Nous sommes actuellement à une période charnière. D’un côté, le mouvement de perte des terres agricoles se poursuit. A Crolles, nous avons ainsi de grandes réserves foncières, cultivées mais susceptibles d’être sacrifiées pour étendre la zone industrielle. De même, la déviation, comme la digue du Fragnès, encore dans les cartons, consommeraient plusieurs hectares à vocation agricole.

D’un autre côté, on observe les frémissements d’un changement de tendance.

Le Projet d’Aménagement et de Développement Durable (PADD) qui vient d’être adopté témoigne d’une position encore ambiguë vis à vis de l’agriculture. Extrait du PADD : « Éviter le mitage et garantir la pérennité des espaces agricoles et des zones cultivables. Le PLU devra préserver pour les activités agricoles les espaces nécessaires au fonctionnement des exploitations agricoles et assurer leur protection à long terme.
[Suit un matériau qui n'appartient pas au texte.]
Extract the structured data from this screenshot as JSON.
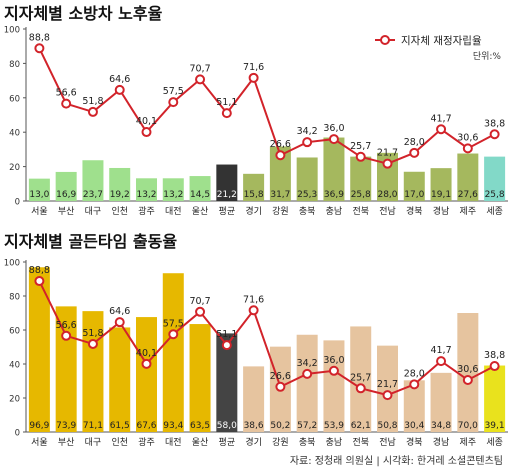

Cette décision vise : Le maintien des exploitations déjà présentes et leur besoin de diversification, ou le cas échéant la création des conditions favorables à l’installation de nouvelles exploitations (…) ».

La dominante du texte reste défensive : il s’agit de « préserver » et d’assurer le « maintien » et la « protection » des activités agricoles. Mais, on note aussi une inflexion heureuse, même si elle reste légère : le PADD envisage l’installation de nouvelles exploitations.

Les communes et le Grésivaudan doivent être très volontaristes pour promouvoir une agriculture respectueuse de l’environnement. De nombreuses mesures concrètes sont disponibles et connues :

- Susciter et aider la création d’unités locales de transformation : fabrication de matériaux isolants d’origine agricole, fabrication de copeaux de bois à partir de taillis, valorisation des déchets verts …

- Promouvoir et privilégier les producteurs locaux : rendez-vous à la ferme des Échelles, voir aussi les bonnes adresses de l’Y Grenoblois sur www.adayg.org.

- Construire les zones industrielles sur les friches industrielles – et non sur les terres agricoles.

- Soutenir les produits Bio, en commençant par utiliser des produits Bio dans les cantines - cf www.ouiaubiodansmacantine.fr – l’intérêt du bio est qu’il tire toute une filière agricole créatrice d’emplois et saine pour l’environnement.

- Négocier avec les agriculteurs et les services de l’État des changements de pratique – pour limiter l’usage des pesticides et éviter les traitements intempestifs et dangereux du type de ceux que le préfet a imposé récemment contre la chrysomèle du maïs.

- Aider financièrement les jeunes agriculteurs qui veulent s’installer – il y en a, voir par exemple www.terredeliens.org

Avec l’agriculture nous avons, une fois de plus, un domaine où il y a un large consensus sur la nécessité d’agir … et où les changements se font à la vitesse de l’escargot faute de décisions, de priorités et donc de moyens à la hauteur des enjeux.